Ia kemudian memaparkan proses kenaikan cukai 23 persen ini. Dalam paparannya, sejumlah pihak diajak berdikusi termasuk asosiasi pengusaha rokok seperti GAPPRI, GAPRINDO, hingga FORMASI. Namun dalam paparannya, tidak tertulis Pemprov Jawa Timur.
Pernyataan Wawan yang menyebutkan kenaikan mempertimbangkan masukan dari semua pihak inilah yang dibantah oleh Sulami. Tidak hanya Jawa Timur saja, kata dia, tapi provinsi penghasil rokok lainnya pun juga tidak pernah diajak bicara. Saat ini, Jawa Timur menjadi salah satu daerah penghasil rokok terbesar di tanah air.
Dengan situasi ini, maka Sulami berharap Kemenkeu bisa mendengarkan suara Jawa Timur ke depannya. "Diajak sih, apa sih masukannya tentang kenaikan tarif cukai, saya harapkan seperti itu," kata dia.
Tempo sempat menanyakan kebijakan kenaikan cukai 23 persen dari Sri Mulyani ini kepada Wakil Gubernur Jawa Timur Emil Dardak. Tapi saat itu, Emil tidak bersedia menjelaskan secara tegas sikap dari Pemerintah Provinsi Jawa Timur. “Kami menyuarakan concern terkait hard-landing dan soft-landing, itu saja yang bisa saya katakan,” kata Emil saat ditemui di Museum Nasional, Jakarta Pusat, 21 Oktober 2019 silam.
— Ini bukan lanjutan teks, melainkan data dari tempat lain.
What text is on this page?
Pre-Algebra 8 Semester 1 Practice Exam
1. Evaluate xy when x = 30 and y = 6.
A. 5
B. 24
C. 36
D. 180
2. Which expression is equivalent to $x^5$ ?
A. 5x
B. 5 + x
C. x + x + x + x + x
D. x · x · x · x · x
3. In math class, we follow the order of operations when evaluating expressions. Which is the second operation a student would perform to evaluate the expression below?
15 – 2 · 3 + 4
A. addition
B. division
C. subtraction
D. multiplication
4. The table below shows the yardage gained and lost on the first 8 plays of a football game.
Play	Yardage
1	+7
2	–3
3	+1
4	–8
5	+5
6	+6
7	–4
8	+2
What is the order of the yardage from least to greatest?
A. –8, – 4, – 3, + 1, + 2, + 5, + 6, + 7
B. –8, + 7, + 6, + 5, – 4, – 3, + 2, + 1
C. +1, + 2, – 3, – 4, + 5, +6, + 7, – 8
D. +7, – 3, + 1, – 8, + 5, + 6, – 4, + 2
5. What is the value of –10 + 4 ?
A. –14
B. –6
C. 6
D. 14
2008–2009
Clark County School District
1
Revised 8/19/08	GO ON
Di satu sisi, Emil menghormati kebijakan pembatasan komoditas tembakau yang telah dijalankan pemerintah bertahun-tahun. Tapi di sisi lain, Emil menerima keluhan dari pelaku industri rokok di daerahnya bahwa kenaikan cukai yang besar per 1 Januari 2020 ini akan membuat serapan pasar akan sangat terdampak.